You didn't have to post pictures of your cages, and their situation, you chose to, I think looking for more information about how to make it better. This is a wonderful thing that you want to improve the quality of life for your rats, something that should be commended, but ignoring advice or simply being standoffish doesn't do you any favors. If anything it makes people not want to deal with you at all. 

Instead of what you wrote you could have said: "Is there a better way to do this?" Or "Is this way not the most humane way possible?" Not "Are you guys going to rag on me for this?" Just your choice of words can make a huge difference. Think about that when you post.

Emy


----------



## Holly (Dec 31, 2006)

I want to know if this thread is going to turn out to be one that discusses killing rats. I know that it's a reality, but if I read about it, I get sad and start crying. This morning, I came here, and was surprised to read about "how do you kill them." Kind of an emotional ambush, as it were.

Is there a way we can say which threads are going to have disturbing stuff in them, and which threads aren't, because some of us are emotionally weak, and just can't take reading about stuff like killing. 

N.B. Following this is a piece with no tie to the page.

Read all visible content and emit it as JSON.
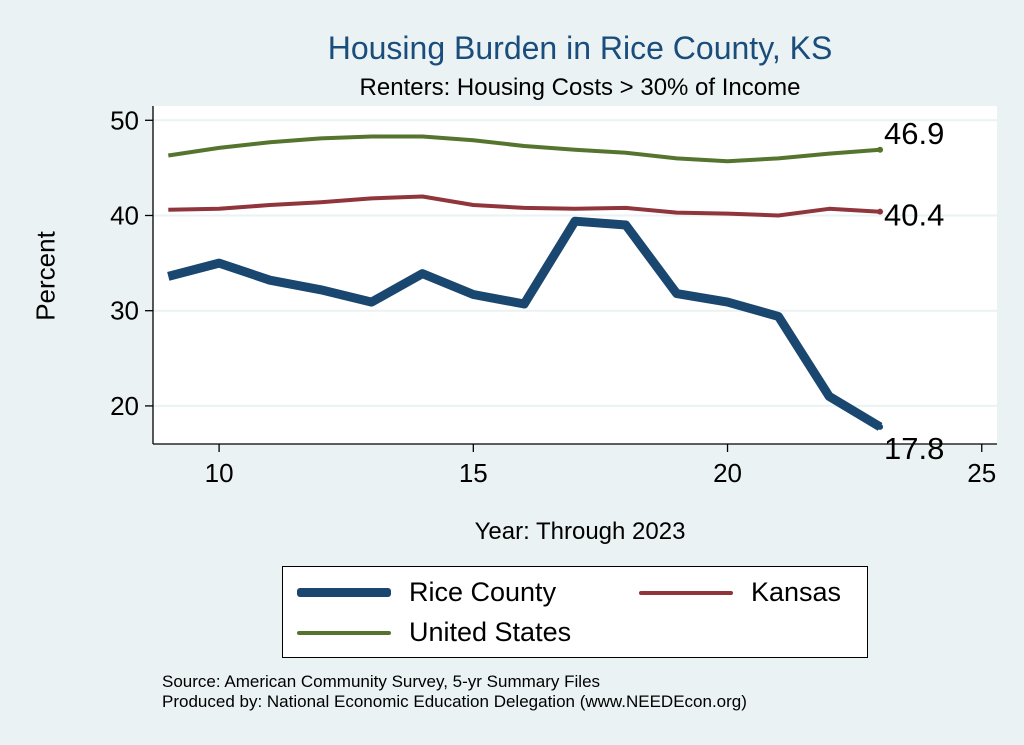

Oddly enough, it was the words, "drift off to a better place" that really got to me. That's what everyone said when I put Gregor to sleep and, well, as a lot of you know, I'm still not really 100% OK with that. I want to help with advice about happy rat lives, etc., but I want to avoid reading about killing as much as possible, because I feel so bad, still, about "killing" Gregor.

Thanks.


----------



## Taru (Jun 9, 2007)

Holly - that may be something that would be a good thing to discuss in the help and sugestions section, maybe have a symbol or code or something to go in the title of any thread that will be discussing any topics that may be upsetting to some members. I'll go make the thread.

Emy


----------



## Holly (Dec 31, 2006)

Thank you, Emy. Good idea.


----------



## KimmiesGuineas (Jun 14, 2007)

That is a good idea! Once somebody feels that it is upsetting they could click an 'upsetting' button and then the more clicks the different the colors become? Like one click could make it yellow, then orange when there's more, then red for even more, or something like that?


----------



## ladylady (Apr 5, 2007)

Yes trafic lights system would be good.
That dosent sound so bad Matt no.
I think the way I see this is like how farmers can also have pet sheep, some people can do that and there is a market for meat farmers work and have pets. Our rats eat other animals and dont spend much time discussing the welfare of the animals they eat. 
Matt, I think you should take a step back before you post, to me you come off defensive and confrontational. Try using different language to get you points accross. Personaly I will not worry to much about you being a "rat farmer" if they are the equivalent of organic, free range farm animals. 
So rats being cared for according to widely accepted care standards
http://www.fancy-rats.co.uk/information/habitat/
http://www.fancy-rats.co.uk/information/play/
http://www.fancy-rats.co.uk/information/breeding/
http://www.fancy-rats.co.uk/resources/webdirectory/

Maybe the author of the thread can edit the title to hilight the fact this thread is upsetting?


----------